The excise tax provision was included in the ACA to penalize employers, and by extension workers, for health insurance plans that are allegedly “too generous” – in other words, plans that provide decent coverage for people’s medical needs. It’s an incentive to provide worse healthcare plans, with higher deductibles and co-pays, and to “contain healthcare costs” by making healthcare more expensive for working people to use. It’s the same logic that’s behind employer’s efforts to impose higher out-of-pocket costs on workers so we’ll do without the medical care that we and our families need.

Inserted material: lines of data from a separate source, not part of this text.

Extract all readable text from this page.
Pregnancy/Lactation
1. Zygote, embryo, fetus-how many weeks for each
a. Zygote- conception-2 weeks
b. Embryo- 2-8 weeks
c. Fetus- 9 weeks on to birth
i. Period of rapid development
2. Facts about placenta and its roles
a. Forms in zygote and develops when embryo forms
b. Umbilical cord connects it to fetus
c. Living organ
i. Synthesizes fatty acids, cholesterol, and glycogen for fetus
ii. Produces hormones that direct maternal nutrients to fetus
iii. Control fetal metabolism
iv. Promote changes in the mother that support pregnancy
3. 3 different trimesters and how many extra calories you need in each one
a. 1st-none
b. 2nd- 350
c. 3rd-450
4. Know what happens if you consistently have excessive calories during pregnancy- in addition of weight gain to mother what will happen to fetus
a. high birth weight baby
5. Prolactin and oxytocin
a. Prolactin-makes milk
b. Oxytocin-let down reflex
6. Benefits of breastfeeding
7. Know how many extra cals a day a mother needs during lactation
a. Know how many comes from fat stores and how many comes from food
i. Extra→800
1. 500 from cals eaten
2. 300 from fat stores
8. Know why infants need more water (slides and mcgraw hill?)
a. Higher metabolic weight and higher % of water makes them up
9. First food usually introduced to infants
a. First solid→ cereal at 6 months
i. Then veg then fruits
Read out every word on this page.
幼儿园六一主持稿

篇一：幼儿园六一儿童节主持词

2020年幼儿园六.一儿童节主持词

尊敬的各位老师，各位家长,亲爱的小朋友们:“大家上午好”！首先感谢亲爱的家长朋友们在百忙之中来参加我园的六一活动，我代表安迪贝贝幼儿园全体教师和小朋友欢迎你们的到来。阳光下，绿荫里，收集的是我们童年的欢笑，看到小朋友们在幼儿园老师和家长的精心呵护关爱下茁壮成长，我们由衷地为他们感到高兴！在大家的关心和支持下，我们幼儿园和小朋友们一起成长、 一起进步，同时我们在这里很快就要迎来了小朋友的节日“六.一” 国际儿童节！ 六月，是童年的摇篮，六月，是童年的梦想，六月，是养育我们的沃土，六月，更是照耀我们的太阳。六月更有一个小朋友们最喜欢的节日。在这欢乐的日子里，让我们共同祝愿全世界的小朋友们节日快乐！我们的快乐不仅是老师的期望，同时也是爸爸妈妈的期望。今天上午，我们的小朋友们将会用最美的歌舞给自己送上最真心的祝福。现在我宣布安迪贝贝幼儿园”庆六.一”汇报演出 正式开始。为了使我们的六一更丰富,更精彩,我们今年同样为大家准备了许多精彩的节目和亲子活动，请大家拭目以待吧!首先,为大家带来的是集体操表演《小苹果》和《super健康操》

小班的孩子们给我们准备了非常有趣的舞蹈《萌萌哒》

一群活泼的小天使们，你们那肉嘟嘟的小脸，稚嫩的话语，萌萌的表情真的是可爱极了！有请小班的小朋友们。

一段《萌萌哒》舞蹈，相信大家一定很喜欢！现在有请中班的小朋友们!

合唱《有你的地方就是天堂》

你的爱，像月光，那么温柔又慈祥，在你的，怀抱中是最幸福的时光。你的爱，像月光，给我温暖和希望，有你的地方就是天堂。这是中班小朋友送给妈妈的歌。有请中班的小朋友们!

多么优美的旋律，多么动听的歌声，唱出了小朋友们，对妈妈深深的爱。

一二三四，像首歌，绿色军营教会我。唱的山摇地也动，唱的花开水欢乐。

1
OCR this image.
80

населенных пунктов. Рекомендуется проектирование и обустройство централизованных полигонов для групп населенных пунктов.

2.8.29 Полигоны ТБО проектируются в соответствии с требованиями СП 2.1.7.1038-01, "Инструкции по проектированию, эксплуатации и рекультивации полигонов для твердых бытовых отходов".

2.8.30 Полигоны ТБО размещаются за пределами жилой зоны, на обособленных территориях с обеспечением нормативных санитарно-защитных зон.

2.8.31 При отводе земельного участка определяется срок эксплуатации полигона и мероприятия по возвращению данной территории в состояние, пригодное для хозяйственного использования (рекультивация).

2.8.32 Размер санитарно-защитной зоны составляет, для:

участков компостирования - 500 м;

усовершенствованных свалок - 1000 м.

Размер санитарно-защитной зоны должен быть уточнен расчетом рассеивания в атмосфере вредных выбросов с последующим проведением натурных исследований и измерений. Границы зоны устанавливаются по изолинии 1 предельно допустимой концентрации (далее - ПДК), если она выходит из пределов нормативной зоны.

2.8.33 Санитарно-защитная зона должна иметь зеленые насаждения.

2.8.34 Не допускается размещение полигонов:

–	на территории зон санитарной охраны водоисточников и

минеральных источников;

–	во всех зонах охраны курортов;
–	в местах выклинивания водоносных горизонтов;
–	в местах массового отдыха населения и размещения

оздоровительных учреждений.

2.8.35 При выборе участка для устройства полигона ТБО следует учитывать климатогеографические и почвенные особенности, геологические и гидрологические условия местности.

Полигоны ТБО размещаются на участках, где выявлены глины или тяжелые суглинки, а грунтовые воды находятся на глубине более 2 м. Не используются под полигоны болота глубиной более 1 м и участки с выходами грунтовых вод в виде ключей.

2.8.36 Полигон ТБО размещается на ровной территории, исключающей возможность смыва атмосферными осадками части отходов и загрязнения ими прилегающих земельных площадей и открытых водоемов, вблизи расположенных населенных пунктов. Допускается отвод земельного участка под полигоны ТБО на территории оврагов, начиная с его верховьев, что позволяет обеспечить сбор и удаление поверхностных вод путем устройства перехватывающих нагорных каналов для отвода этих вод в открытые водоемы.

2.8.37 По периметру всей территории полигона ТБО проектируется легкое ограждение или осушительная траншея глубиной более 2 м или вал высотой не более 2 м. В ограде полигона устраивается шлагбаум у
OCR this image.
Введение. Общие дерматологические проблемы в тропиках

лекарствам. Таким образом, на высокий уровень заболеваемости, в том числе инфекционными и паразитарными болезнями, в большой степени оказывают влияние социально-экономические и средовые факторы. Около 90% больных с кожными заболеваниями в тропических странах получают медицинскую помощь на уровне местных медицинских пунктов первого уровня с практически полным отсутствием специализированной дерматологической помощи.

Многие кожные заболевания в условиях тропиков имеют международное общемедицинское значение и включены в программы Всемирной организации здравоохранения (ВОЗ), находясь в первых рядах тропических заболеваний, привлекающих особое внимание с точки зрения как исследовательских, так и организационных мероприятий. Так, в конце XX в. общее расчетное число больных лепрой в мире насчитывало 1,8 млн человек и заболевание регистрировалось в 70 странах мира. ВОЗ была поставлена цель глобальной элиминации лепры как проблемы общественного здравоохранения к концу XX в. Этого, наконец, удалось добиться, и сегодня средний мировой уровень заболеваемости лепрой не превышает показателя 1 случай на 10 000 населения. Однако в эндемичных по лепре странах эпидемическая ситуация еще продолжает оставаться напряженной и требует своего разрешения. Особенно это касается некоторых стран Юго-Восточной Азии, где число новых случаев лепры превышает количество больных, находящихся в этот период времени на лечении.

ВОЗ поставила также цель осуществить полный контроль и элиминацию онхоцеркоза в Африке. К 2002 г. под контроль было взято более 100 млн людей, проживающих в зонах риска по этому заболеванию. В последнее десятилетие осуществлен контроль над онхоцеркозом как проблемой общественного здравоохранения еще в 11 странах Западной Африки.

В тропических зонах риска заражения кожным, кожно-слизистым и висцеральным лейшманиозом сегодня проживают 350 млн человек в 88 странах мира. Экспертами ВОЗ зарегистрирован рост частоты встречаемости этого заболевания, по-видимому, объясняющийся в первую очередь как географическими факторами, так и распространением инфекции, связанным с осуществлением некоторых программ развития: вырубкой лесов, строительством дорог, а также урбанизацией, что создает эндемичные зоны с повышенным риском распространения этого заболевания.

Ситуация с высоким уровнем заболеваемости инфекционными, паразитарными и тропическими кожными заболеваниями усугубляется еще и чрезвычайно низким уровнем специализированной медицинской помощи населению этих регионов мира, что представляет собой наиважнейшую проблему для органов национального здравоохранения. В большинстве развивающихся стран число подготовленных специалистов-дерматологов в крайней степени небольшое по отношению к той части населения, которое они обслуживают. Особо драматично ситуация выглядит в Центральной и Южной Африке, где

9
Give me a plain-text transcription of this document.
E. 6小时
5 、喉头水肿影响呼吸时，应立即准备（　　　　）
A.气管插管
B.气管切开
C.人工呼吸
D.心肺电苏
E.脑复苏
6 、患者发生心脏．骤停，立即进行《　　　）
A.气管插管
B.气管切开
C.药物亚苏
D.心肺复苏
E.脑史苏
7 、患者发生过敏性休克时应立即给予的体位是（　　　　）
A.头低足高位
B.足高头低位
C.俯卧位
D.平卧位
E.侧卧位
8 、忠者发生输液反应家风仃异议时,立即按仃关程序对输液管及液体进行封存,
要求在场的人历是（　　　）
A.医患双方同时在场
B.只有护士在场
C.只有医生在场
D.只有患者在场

“The excise tax, even if paid by the employer or the insurer as the law says, is exactly the wrong approach,” says Knowlton. “Rather than trying to tax decent health benefits out of existence, the government could be providing good healthcare for everyone, and at a much lower cost, by getting the insurance companies and their profit greed out of healthcare. Canada provides good health insurance for all its citizens and spends about half what the U.S. spends on healthcare, and other countries do it too.”